CHATTING in an empty auditorium at the Hongkong Convention and Exhibition Centre yesterday with renowned Hollywood photographer Douglas Kirkland one thing needs to be got out of the way fast. Kirkland is not, heaven forbid, a paparazzo.

The paps, as he points out, snap the stars by hanging around street corners. But with Kirkland it's either at his studio, their home, a film location or, as in the case of Marilyn Monroe, in her bedroom, where she posed for him wearing nothing but a flirtatious smile.

LA-based Kirkland took that picture 32 years ago, and he's been dining out on the story ever since.

''Of all the pictures I've taken, that was the most exciting - and the one I still get asked about the most,'' he enthuses.

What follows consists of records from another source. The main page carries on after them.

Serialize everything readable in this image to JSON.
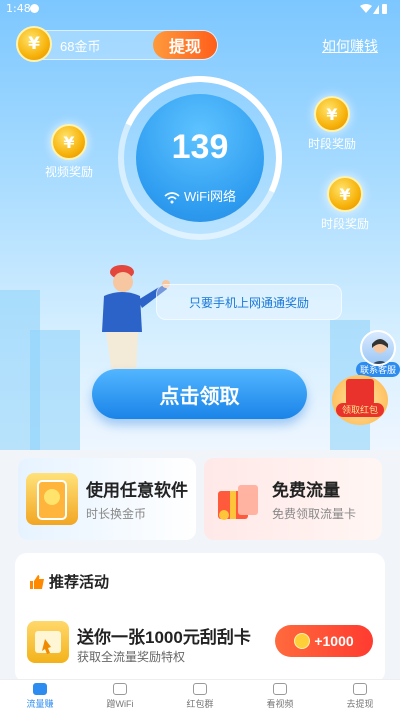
{
  "status_bar": {
    "time": "1:48"
  },
  "header": {
    "coins_label": "68金币",
    "withdraw_label": "提现",
    "how_to_earn_label": "如何赚钱"
  },
  "meter": {
    "value": "139",
    "network_label": "WiFi网络"
  },
  "rewards": {
    "video": "视频奖励",
    "period_1": "时段奖励",
    "period_2": "时段奖励"
  },
  "bubble_text": "只要手机上网通通奖励",
  "claim_button": "点击领取",
  "service_label": "联系客服",
  "redpacket_label": "领取红包",
  "cards": [
    {
      "title": "使用任意软件",
      "subtitle": "时长换金币"
    },
    {
      "title": "免费流量",
      "subtitle": "免费领取流量卡"
    }
  ],
  "recommended": {
    "title": "推荐活动",
    "activity_title": "送你一张1000元刮刮卡",
    "activity_subtitle": "获取全流量奖励特权",
    "activity_reward": "+1000"
  },
  "tabs": [
    {
      "label": "流量赚"
    },
    {
      "label": "蹭WiFi"
    },
    {
      "label": "红包群"
    },
    {
      "label": "看视频"
    },
    {
      "label": "去提现"
    }
  ],
  "colors": {
    "accent": "#2d8cf0",
    "orange": "#ff6a1a",
    "coin": "#f7b20a"
  }
}
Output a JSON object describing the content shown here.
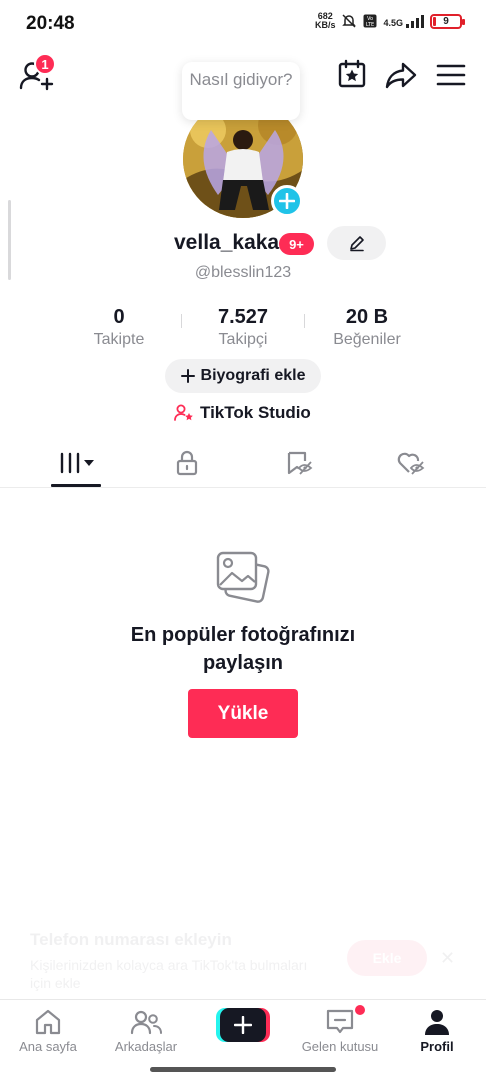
{
  "status_bar": {
    "time": "20:48",
    "net_speed_value": "682",
    "net_speed_unit": "KB/s",
    "network": "4.5G",
    "battery_level": "9",
    "battery_color": "#e0202a"
  },
  "top_bar": {
    "add_friend_badge": "1",
    "icons": [
      "add-friend-icon",
      "calendar-star-icon",
      "share-icon",
      "menu-icon"
    ]
  },
  "profile": {
    "status_bubble": "Nasıl gidiyor?",
    "username": "vella_kaka",
    "notification_badge": "9+",
    "handle": "@blesslin123"
  },
  "stats": [
    {
      "value": "0",
      "label": "Takipte"
    },
    {
      "value": "7.527",
      "label": "Takipçi"
    },
    {
      "value": "20 B",
      "label": "Beğeniler"
    }
  ],
  "actions": {
    "add_bio": "Biyografi ekle",
    "studio": "TikTok Studio"
  },
  "tabs": [
    "videos-grid-tab",
    "private-tab",
    "reposts-tab",
    "liked-tab"
  ],
  "empty_state": {
    "title": "En popüler fotoğrafınızı paylaşın",
    "upload_button": "Yükle"
  },
  "phone_banner": {
    "title": "Telefon numarası ekleyin",
    "description": "Kişilerinizden kolayca ara TikTok'ta bulmaları için ekle",
    "button": "Ekle"
  },
  "bottom_nav": [
    {
      "label": "Ana sayfa",
      "icon": "home-icon"
    },
    {
      "label": "Arkadaşlar",
      "icon": "friends-icon"
    },
    {
      "label": "",
      "icon": "create-icon"
    },
    {
      "label": "Gelen kutusu",
      "icon": "inbox-icon"
    },
    {
      "label": "Profil",
      "icon": "profile-icon"
    }
  ],
  "colors": {
    "accent": "#fe2c55",
    "cyan": "#25f4ee",
    "avatar_plus": "#20c3e8",
    "text": "#161823",
    "muted": "#8a8b91"
  }
}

''I was in my mid-20s. But, having recently arrived in New York from a small town in Canada, mentally I was in my mid-teens. I was, however, determined to succeed and had some extraordinary luck when I got a staff job on Look magazine which was the magazine in those days.'' With the blonde sex symbol of the age naked under the silk bed sheets, the Marilyn Monroe shoot provided the young Kirkland with his greatest challenge.

He recalls: '' It was all so unimaginably stimulating, and I had to use all the powers of self-restraint to concentrate wholly on my work.'' If Marilyn was one of the earliest big Hollywood stars he captured for posterity, his latest subject - Arnold Schwarzenegger - is currently considered Tinseltown's most bankable property.

Kirkland met up with Arnold two weeks ago on location in New York where he is making his latest movie, Last Action Hero. And unlike some of the younger egos he's had to deal with, Arnold, he says, is a sheer delight.

Others who've passed before Kirkland's critical lens include Dustin Hoffman, Elizabeth Taylor, Jodie Foster, Jack Nicholson, Sophia Loren, Mick Jagger, Kathleen Turner, Barbra Streisand and Tom Cruise - to name but a few of the cast that appear in his twobooks, Light Years and the forthcoming Icons.

Last night, he was displaying his craft at a Kodak-sponsored seminar which included him demonstrating the use of a new-fangled digital camera that doesn't use film but transfers the image straight into a computer.

Explains Kirkland: ''With this new technology you can re-touch the picture, add colour, manipulate it - in fact do almost anything you like to produce the final image.'' Who said the camera never lies?